European stocks declined after the biggest three-day rally since April sent valuations to their highest level since 2009.
Erste Group Bank AG tumbled the most since February 2009 after predicting a full-year loss. BNP Paribas SA lost 2.1 percent after Macquarie Group Ltd. downgraded the French lender. JC Decaux SA added 0.9 percent after HSBC Holdings Plc raised its recommendation on the shares.
The Stoxx Europe 600 Index slipped 0.3 percent to 347.95 at the close of trading. The gauge rose 2.1 percent in the three days through yesterday as U.S. jobs data exceeded economists’ forecasts. The U.S. stock market is closed for the Independence Day holiday.
“We’re seeing a pause in European markets today,” said Pierre Mouton, who helps oversee $8 billion at Notz, Stucki & Cie. in Geneva. “With the very good economic news from the U.S., investors should turn more positive, but I would expect some profit taking when the earnings season begins. Valuations are attractive compared with other markets, but earnings don’t grow that much.”
The Stoxx 600 gained 1.8 percent this week, its biggest weekly advance since March. That has pushed the valuation to 15.7 times the estimated earnings of its members, the highest level since 2009, according to data compiled by Bloomberg. The Standard & Poor’s 500 Index trades at 16.8 times projected profit.
National benchmark indexes fell in 16 of the 18 western European markets today.

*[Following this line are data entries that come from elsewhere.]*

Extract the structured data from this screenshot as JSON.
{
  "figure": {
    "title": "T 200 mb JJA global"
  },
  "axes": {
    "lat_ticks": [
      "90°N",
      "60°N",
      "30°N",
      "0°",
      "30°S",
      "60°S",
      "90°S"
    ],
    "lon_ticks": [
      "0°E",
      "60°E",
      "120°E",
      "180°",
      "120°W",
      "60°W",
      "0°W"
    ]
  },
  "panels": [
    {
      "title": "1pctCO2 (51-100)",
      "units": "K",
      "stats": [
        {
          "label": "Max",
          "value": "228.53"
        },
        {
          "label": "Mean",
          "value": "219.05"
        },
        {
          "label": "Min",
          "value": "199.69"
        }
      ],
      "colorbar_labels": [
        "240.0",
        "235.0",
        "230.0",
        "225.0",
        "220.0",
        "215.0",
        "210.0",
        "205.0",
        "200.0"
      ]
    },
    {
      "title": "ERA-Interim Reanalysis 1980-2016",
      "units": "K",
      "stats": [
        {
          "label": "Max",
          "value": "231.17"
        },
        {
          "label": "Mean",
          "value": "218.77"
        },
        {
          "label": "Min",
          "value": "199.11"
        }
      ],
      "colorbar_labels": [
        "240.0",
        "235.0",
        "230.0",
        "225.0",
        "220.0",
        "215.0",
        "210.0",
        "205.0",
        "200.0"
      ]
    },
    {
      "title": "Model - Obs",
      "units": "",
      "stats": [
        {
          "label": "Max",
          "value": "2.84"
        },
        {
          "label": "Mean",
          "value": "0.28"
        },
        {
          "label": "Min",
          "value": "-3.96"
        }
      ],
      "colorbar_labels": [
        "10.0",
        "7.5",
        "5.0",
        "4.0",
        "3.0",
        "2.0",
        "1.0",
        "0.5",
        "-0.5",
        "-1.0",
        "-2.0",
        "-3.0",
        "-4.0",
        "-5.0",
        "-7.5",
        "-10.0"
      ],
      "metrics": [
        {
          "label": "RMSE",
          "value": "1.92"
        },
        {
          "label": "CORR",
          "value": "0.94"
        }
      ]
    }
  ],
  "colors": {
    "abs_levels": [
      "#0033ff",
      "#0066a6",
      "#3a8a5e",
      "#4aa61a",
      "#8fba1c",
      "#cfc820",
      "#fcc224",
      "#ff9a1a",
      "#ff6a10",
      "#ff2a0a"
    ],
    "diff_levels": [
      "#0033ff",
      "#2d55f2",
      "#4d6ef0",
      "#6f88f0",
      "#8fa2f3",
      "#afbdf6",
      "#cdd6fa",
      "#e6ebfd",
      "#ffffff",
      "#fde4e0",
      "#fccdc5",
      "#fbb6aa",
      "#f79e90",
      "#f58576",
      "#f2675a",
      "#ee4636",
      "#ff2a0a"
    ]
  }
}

France’s CAC 40 retreated 0.5 percent, while the U.K.’s FTSE 100 rose less than 0.1 percent. Germany’s DAX slipped 0.2 percent.
Erste slid 16 percent to 19.49 euros after forecasting a 2014 net loss of as much as 1.6 billion euros ($2.2 billion) because of bad-debt charges and writedowns in Hungary and Romania. The Austrian bank that earns most of its income in eastern Europe predicted loan-loss provisions will rise to 2.4 billion euros this year, 40 percent more than previously estimated.
Raiffeisen Bank International AG declined 4.1 percent to 23.50 euros. KBC Groep NV (KBC) dropped 2.8 percent to 40.58 euros. The Brussels-based bank got 38 percent of its 2011 revenue from Russia and central and eastern Europe, according to data compiled by Bloomberg.
BNP lost 2.1 percent to 50.20 euros after Macquarie Group downgraded the stock to neutral from outperform, which is similar to buy. An $8.97 billion fine for U.S. sanctions violations has altered investors’ perception of the lender as a haven from regulatory risk, and earnings growth may have to be sacrificed to rebuild its capital position, analysts Piers Brown and Chantal Sirisena wrote in a note.
JC Decaux rose 0.9 percent to 28.36 euros. HSBC upgraded the shares to neutral from underweight, similar to sell, citing their attractive valuation after a recent drop. The French outdoor-advertising company lost 6.2 percent this year through yesterday’s close and trades at 24.5 times projected profit, compared with 30.4 times at the end of last year.
Banco Espirito Santo SA, which has tumbled 43 percent since a peak in April, jumped 8.2 percent to 75.2 euro cents. Espirito Santo Financial Group SA and Credit Agricole SA, the bank’s largest shareholders, invited Vitor Bento to become Banco Espirito Santo’s next Chief Executive Officer, according to an Expresso report. The newspaper did not say where it got the information.
LEG Immobilien AG climbed 3.8 percent to 51.40 euros. Deutsche Bank AG upgraded the property company to buy from hold, citing the possibility of better-than-expected growth in the second half of the year and a pickup in deal momentum.